To express irritation, mockery or any other emotion, the speech must possess some special features that show the audience that the speaker’s emotions are very strong. The traditional word order is not used in such cases, but the inversion can obviously be found. Furthermore, very interesting and vivid examples of echo-conversations can be found in everyday spoken language. Sometimes it sounds very funny: “Why should I…?” – “Stop why should!” or “Oh come on!” – “Don’t come to me!” These are examples of mocking. It’s fun to find new words like “why should” invented by the speaker in the moment of utter irritation. This kind of emotional speech is definitely on the rise in the speech of today’s youth, as native speakers surmise.

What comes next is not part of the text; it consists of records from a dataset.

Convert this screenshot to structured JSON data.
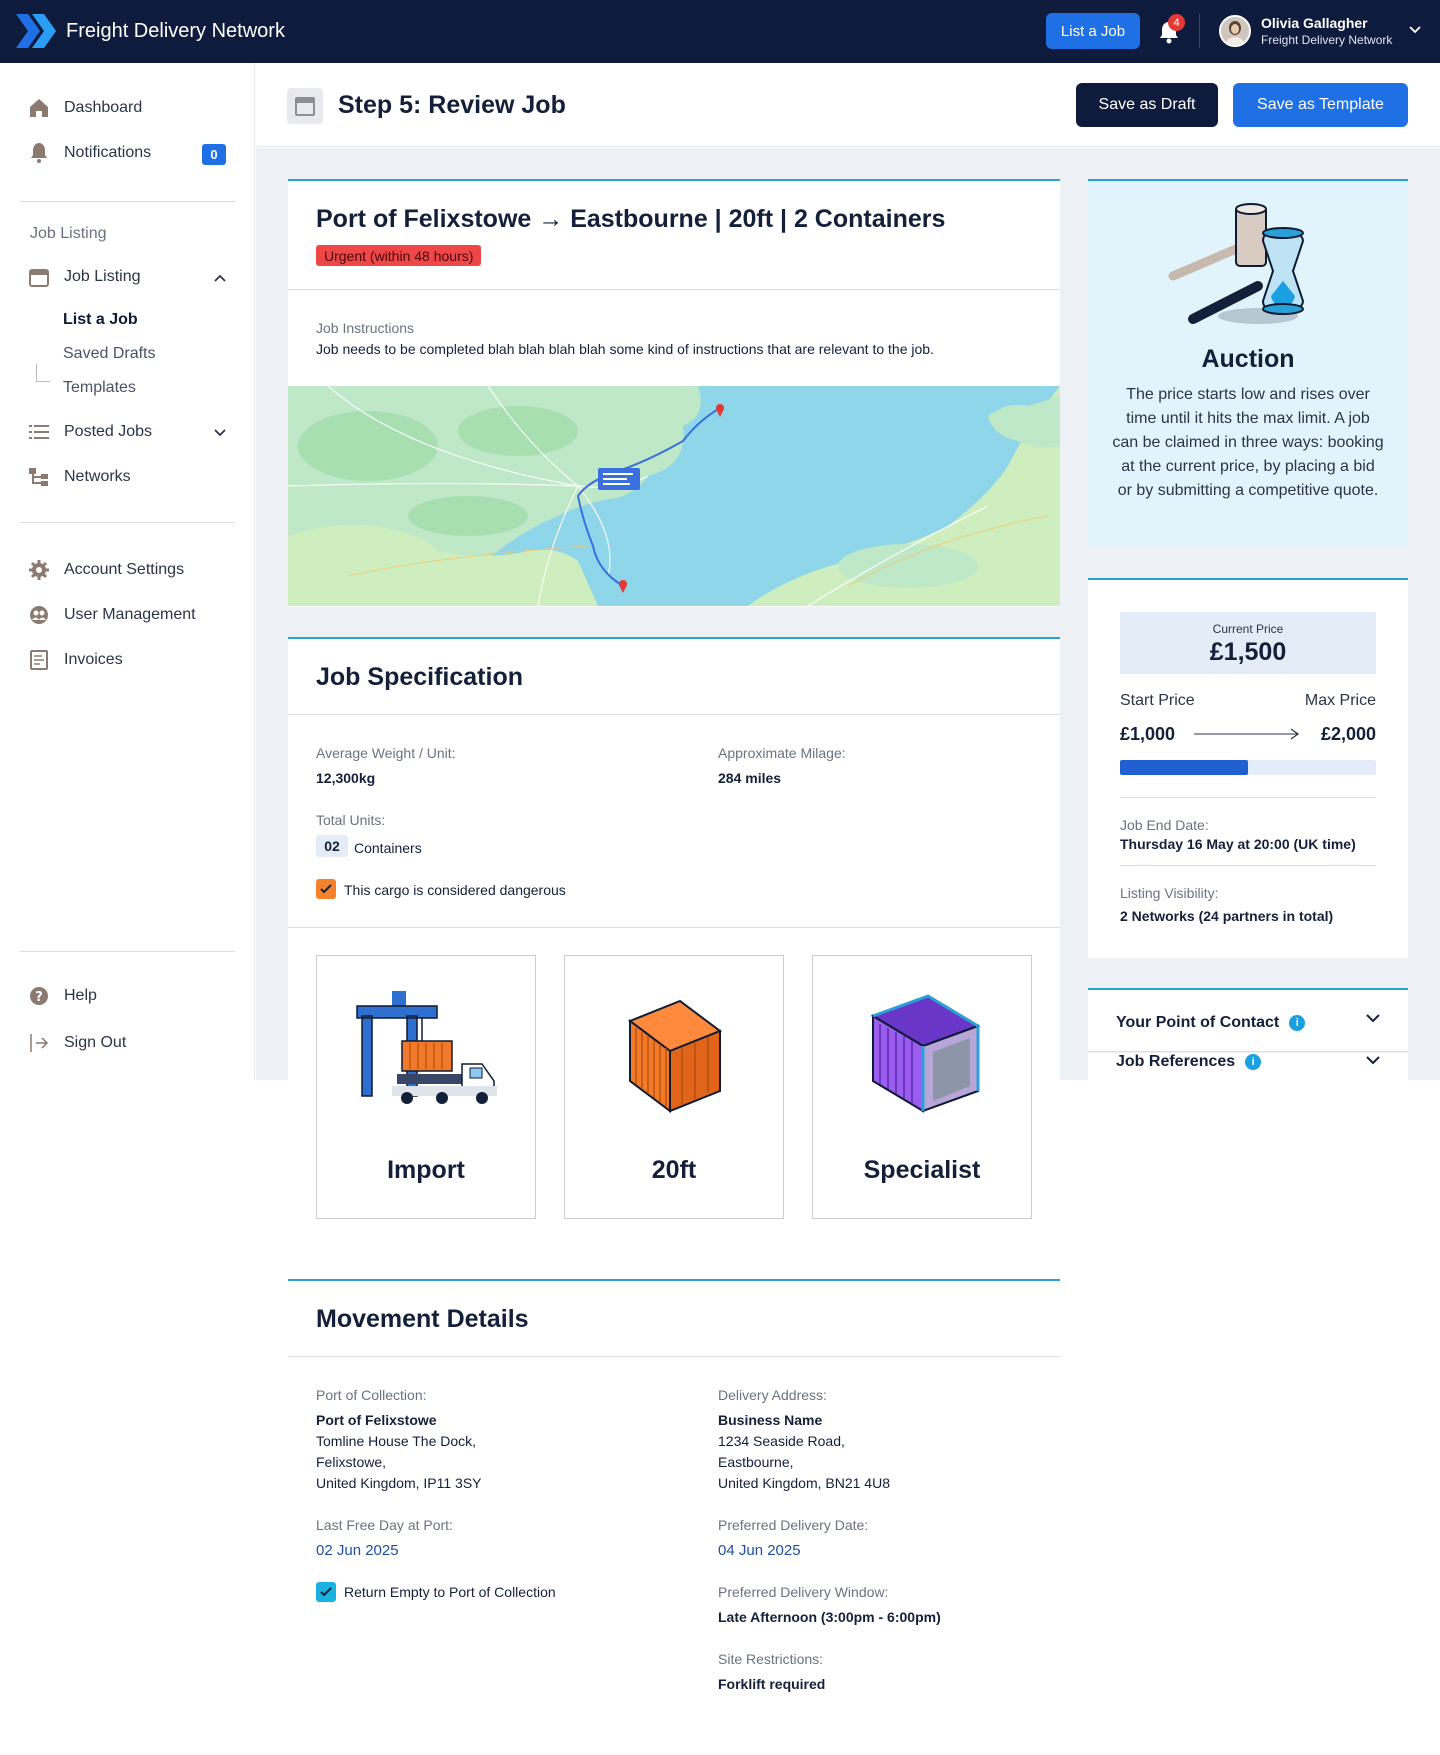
{
  "topbar": {
    "app_title": "Freight Delivery Network",
    "list_job_label": "List a Job",
    "notifications_count": "4",
    "user_name": "Olivia Gallagher",
    "user_org": "Freight Delivery Network"
  },
  "sidebar": {
    "dashboard": "Dashboard",
    "notifications": "Notifications",
    "notifications_badge": "0",
    "section_heading": "Job Listing",
    "job_listing": "Job Listing",
    "sub_items": [
      "List a Job",
      "Saved Drafts",
      "Templates"
    ],
    "posted_jobs": "Posted Jobs",
    "networks": "Networks",
    "account_settings": "Account Settings",
    "user_management": "User Management",
    "invoices": "Invoices",
    "help": "Help",
    "sign_out": "Sign Out"
  },
  "header": {
    "title": "Step 5: Review Job",
    "save_draft": "Save as Draft",
    "save_template": "Save as Template"
  },
  "job": {
    "title": "Port of Felixstowe → Eastbourne | 20ft | 2 Containers",
    "urgency": "Urgent (within 48 hours)",
    "instructions_label": "Job Instructions",
    "instructions": "Job needs to be completed blah blah blah blah some kind of instructions that are relevant to the job."
  },
  "spec": {
    "title": "Job Specification",
    "avg_weight_label": "Average Weight / Unit:",
    "avg_weight": "12,300kg",
    "milage_label": "Approximate Milage:",
    "milage": "284 miles",
    "total_units_label": "Total Units:",
    "units_count": "02",
    "units_name": "Containers",
    "dangerous_label": "This cargo is considered dangerous",
    "dangerous_checked": true,
    "types": [
      "Import",
      "20ft",
      "Specialist"
    ]
  },
  "movement": {
    "title": "Movement Details",
    "collection_label": "Port of Collection:",
    "collection_name": "Port of Felixstowe",
    "collection_lines": [
      "Tomline House The Dock,",
      "Felixstowe,",
      "United Kingdom, IP11 3SY"
    ],
    "last_free_day_label": "Last Free Day at Port:",
    "last_free_day": "02 Jun 2025",
    "return_empty_label": "Return Empty to Port of Collection",
    "return_empty_checked": true,
    "delivery_label": "Delivery Address:",
    "delivery_name": "Business Name",
    "delivery_lines": [
      "1234 Seaside Road,",
      "Eastbourne,",
      "United Kingdom, BN21 4U8"
    ],
    "preferred_date_label": "Preferred Delivery Date:",
    "preferred_date": "04 Jun 2025",
    "window_label": "Preferred Delivery Window:",
    "window": "Late Afternoon (3:00pm - 6:00pm)",
    "site_label": "Site Restrictions:",
    "site": "Forklift required"
  },
  "auction": {
    "title": "Auction",
    "description": "The price starts low and rises over time until it hits the max limit. A job can be claimed in three ways: booking at the current price, by placing a bid or by submitting a competitive quote."
  },
  "pricing": {
    "current_label": "Current Price",
    "current_price": "£1,500",
    "start_label": "Start Price",
    "max_label": "Max Price",
    "start_price": "£1,000",
    "max_price": "£2,000",
    "progress_fraction": 0.5,
    "end_date_label": "Job End Date:",
    "end_date": "Thursday 16 May at 20:00 (UK time)",
    "visibility_label": "Listing Visibility:",
    "visibility": "2 Networks (24 partners in total)"
  },
  "accordions": {
    "contact": "Your Point of Contact",
    "references": "Job References"
  },
  "colors": {
    "navy": "#0f1b3d",
    "primary_blue": "#1f6fe5",
    "accent_cyan": "#2aa0d8",
    "urgent_red": "#ef4747",
    "dangerous_orange": "#f5822a"
  }
}
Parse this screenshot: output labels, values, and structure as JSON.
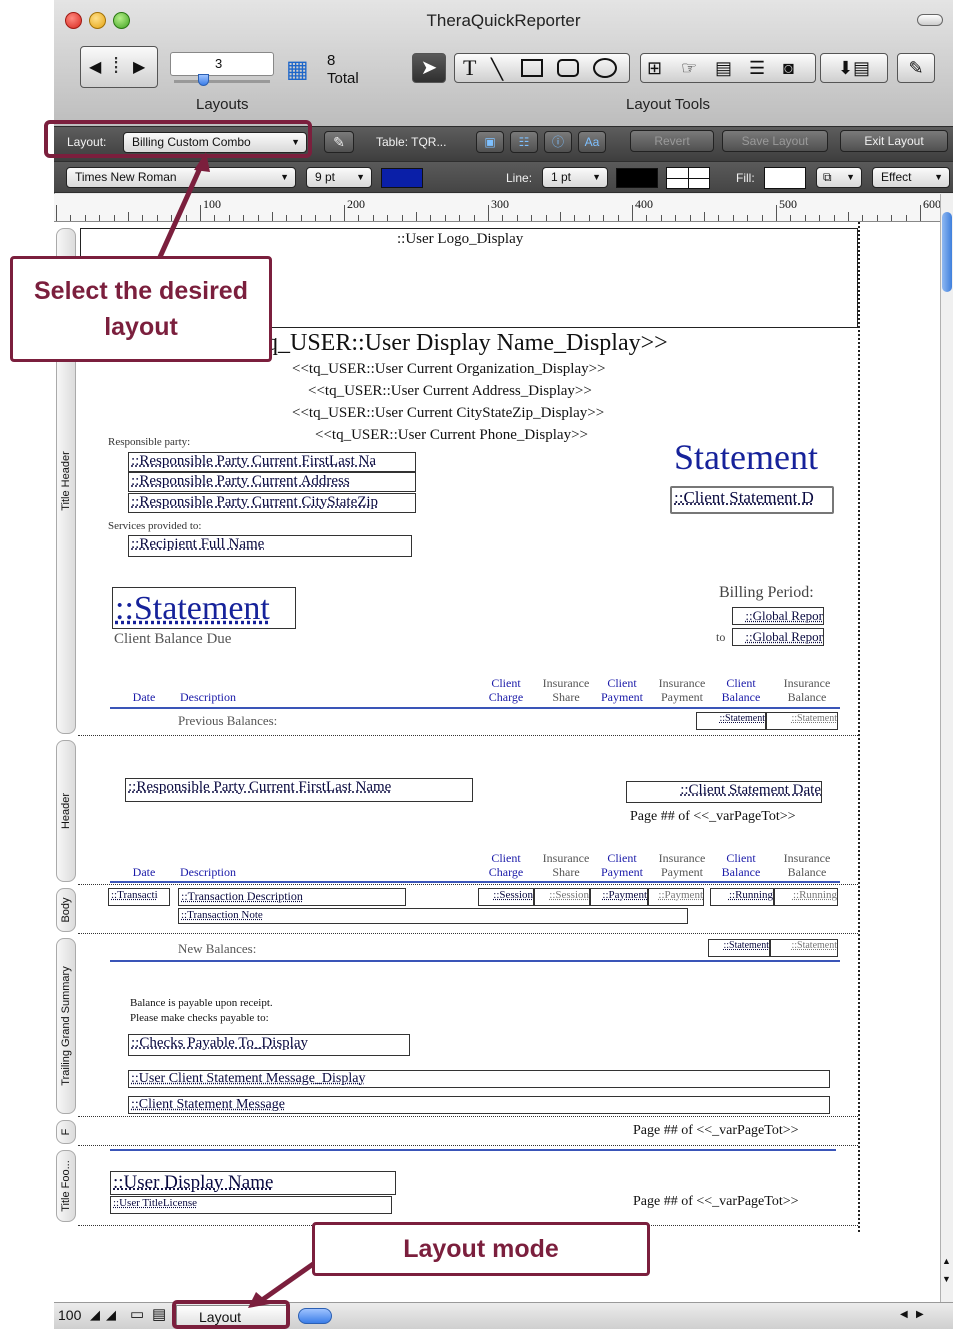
{
  "window": {
    "title": "TheraQuickReporter"
  },
  "toolbar": {
    "layout_number": "3",
    "total_count": "8",
    "total_label": "Total",
    "layouts_label": "Layouts",
    "layout_tools_label": "Layout Tools",
    "text_tool": "T"
  },
  "formatbar": {
    "layout_label": "Layout:",
    "layout_value": "Billing Custom Combo",
    "table_label": "Table: TQR...",
    "revert": "Revert",
    "save_layout": "Save Layout",
    "exit_layout": "Exit Layout",
    "aa": "Aa"
  },
  "fontbar": {
    "font": "Times New Roman",
    "size": "9 pt",
    "line_label": "Line:",
    "line_value": "1 pt",
    "fill_label": "Fill:",
    "effect": "Effect",
    "text_color": "#0a1fa8",
    "line_color": "#000000"
  },
  "ruler": {
    "marks": [
      "100",
      "200",
      "300",
      "400",
      "500",
      "600"
    ]
  },
  "parts": {
    "title_header": "Title Header",
    "header": "Header",
    "body": "Body",
    "trailing_grand_summary": "Trailing Grand Summary",
    "footer": "F",
    "title_footer": "Title Foo..."
  },
  "title_header": {
    "user_logo": "::User Logo_Display",
    "user_display_name": "q_USER::User Display Name_Display>>",
    "org": "<<tq_USER::User Current Organization_Display>>",
    "address": "<<tq_USER::User Current Address_Display>>",
    "citystatezip": "<<tq_USER::User Current CityStateZip_Display>>",
    "phone": "<<tq_USER::User Current Phone_Display>>",
    "responsible_label": "Responsible party:",
    "rp_name": "::Responsible Party Current FirstLast Na",
    "rp_address": "::Responsible Party Current Address",
    "rp_csz": "::Responsible Party Current CityStateZip",
    "services_label": "Services provided to:",
    "recipient": "::Recipient Full Name",
    "statement_title": "Statement",
    "client_statement_d": "::Client Statement D",
    "statement_big": "::Statement",
    "client_balance_due": "Client Balance Due",
    "billing_period": "Billing Period:",
    "global_1": "::Global Repor",
    "to": "to",
    "global_2": "::Global Repor",
    "previous_balances": "Previous Balances:",
    "stmt_1": "::Statement",
    "stmt_2": "::Statement"
  },
  "columns": {
    "date": "Date",
    "description": "Description",
    "client_charge": [
      "Client",
      "Charge"
    ],
    "insurance_share": [
      "Insurance",
      "Share"
    ],
    "client_payment": [
      "Client",
      "Payment"
    ],
    "insurance_payment": [
      "Insurance",
      "Payment"
    ],
    "client_balance": [
      "Client",
      "Balance"
    ],
    "insurance_balance": [
      "Insurance",
      "Balance"
    ]
  },
  "header": {
    "rp_name": "::Responsible Party Current FirstLast Name",
    "client_statement_date": "::Client Statement Date",
    "page": "Page ## of <<_varPageTot>>"
  },
  "body": {
    "transact": "::Transacti",
    "transaction_description": "::Transaction Description",
    "transaction_note": "::Transaction Note",
    "session_1": "::Session",
    "session_2": "::Session",
    "payment_1": "::Payment",
    "payment_2": "::Payment",
    "running_1": "::Running",
    "running_2": "::Running"
  },
  "summary": {
    "new_balances": "New Balances:",
    "stmt_1": "::Statement",
    "stmt_2": "::Statement",
    "payable_line1": "Balance is payable upon receipt.",
    "payable_line2": "Please make checks payable to:",
    "checks_payable": "::Checks Payable To_Display",
    "user_client_msg": "::User Client Statement Message_Display",
    "client_msg": "::Client Statement Message"
  },
  "footer": {
    "page": "Page ## of <<_varPageTot>>"
  },
  "title_footer": {
    "user_display_name": "::User Display Name",
    "user_title": "::User TitleLicense",
    "page": "Page ## of <<_varPageTot>>"
  },
  "status": {
    "zoom": "100",
    "mode": "Layout"
  },
  "callouts": {
    "select_layout": "Select the desired layout",
    "layout_mode": "Layout mode"
  }
}
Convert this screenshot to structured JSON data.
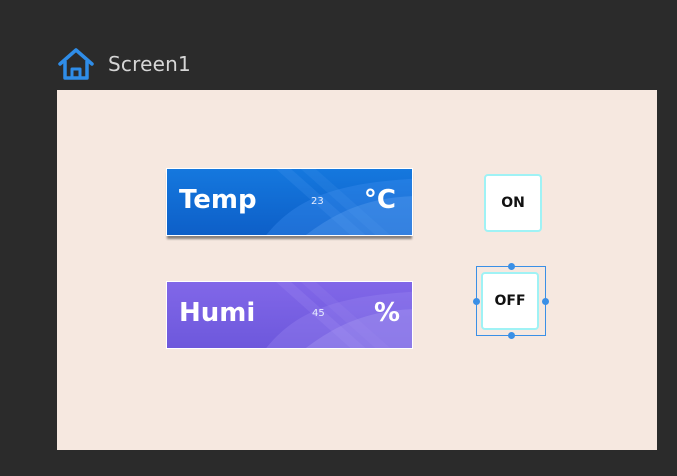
{
  "header": {
    "screen_name": "Screen1",
    "icon": "home-icon"
  },
  "colors": {
    "background": "#2b2b2b",
    "canvas": "#f6e8e0",
    "temp_widget": "#1570d8",
    "humi_widget": "#7962e4",
    "button_border": "#9ff2f5",
    "selection": "#3a8fe6"
  },
  "widgets": {
    "temp": {
      "label": "Temp",
      "value": "23",
      "unit": "°C"
    },
    "humi": {
      "label": "Humi",
      "value": "45",
      "unit": "%"
    }
  },
  "buttons": {
    "on_label": "ON",
    "off_label": "OFF"
  },
  "selection": {
    "selected_element": "off-button"
  }
}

Emotionally colored words are opposed to emotionally neutral ones. These words actually express notions (it is the so-called naming function) but fail to express the speaker’s emotions or her attitude towards people or the speaker’s state of mind. However, sometimes it is very difficult to distinguish the sets, since they are not very distinguishable, there are many mixed cases. Some of them may possess traits that belong to both. Many words are definitely neutral in their primary and direct meaning, but quite emotional in a certain conversation under the conditions of the context.

Another group of words can be called “evaluative words” that contrasts in speech with the neutral words. These words, as we use them in sentences, can not only show the presence of emotions but identify or specify them.

Just to summarize what has been mentioned, I would like to underline that emphatic and emotional words do not show emotions by themselves, but impact them in the whole expression in combination with syntactic and intonational means.